What can a boy believe that a girl says, what can she believe of what he says? We watch them telling lies and half-truths to each other and we can’t tell which are which. But, smiling in the darkness because we know we’ve all been there, we recognize the truth of Godard’s art. He must have discovered his subject as he worked on it (as a man working on a big-budget movie with a fixed shooting-schedule cannot). And because he did, we do, too. We can read all those special fat issues of magazines devoted to youth and not know any more than we do after watching big TV specials on youth. But even in the ladies’ lounge right after the movie, there were the girls, so pretty they hardly seemed real, standing in a revery at the mirror, toying with their shiny hair. Godard has imposed his vision and experience confirms it. What more can one ask of an artist?
There is a question that remains, however: why haven’t more people responded to this movie?

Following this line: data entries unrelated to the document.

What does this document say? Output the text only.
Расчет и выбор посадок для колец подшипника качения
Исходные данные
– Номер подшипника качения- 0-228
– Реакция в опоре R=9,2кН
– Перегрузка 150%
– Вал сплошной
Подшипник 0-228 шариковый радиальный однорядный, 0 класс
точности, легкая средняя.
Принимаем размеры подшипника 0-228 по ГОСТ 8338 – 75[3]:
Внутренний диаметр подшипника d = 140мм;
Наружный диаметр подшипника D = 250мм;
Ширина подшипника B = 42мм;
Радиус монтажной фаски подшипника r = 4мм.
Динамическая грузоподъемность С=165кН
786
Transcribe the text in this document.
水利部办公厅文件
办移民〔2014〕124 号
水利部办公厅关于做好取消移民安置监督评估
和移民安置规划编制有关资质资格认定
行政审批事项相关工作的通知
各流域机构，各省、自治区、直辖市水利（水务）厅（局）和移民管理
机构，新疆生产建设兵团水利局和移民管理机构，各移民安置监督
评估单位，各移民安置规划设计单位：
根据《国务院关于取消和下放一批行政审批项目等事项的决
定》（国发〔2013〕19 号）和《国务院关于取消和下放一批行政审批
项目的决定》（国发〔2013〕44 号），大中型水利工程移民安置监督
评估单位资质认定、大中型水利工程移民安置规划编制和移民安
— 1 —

Maybe because Masculine Feminine is not only partial to youth but partial as a view, and movie hucksterism has accustomed people to big claims (and movie experience to big flops). Maybe because Godard has made so many films and critics have often urged the worst upon the public. I would not recommend The Married Woman or Pierrot le Fou: Godard loves the games and style of youth but does not have the same warm feeling for older characters. He presents them as failed youth: they don’t grow up, they just deteriorate, and those movies become cold and empty. But there’s life in Masculine Feminine, which shows the most dazzlingly inventive and audacious artist in movies today at a new peak.
This article originally ran in the November 19, 1966, issue of the magazine.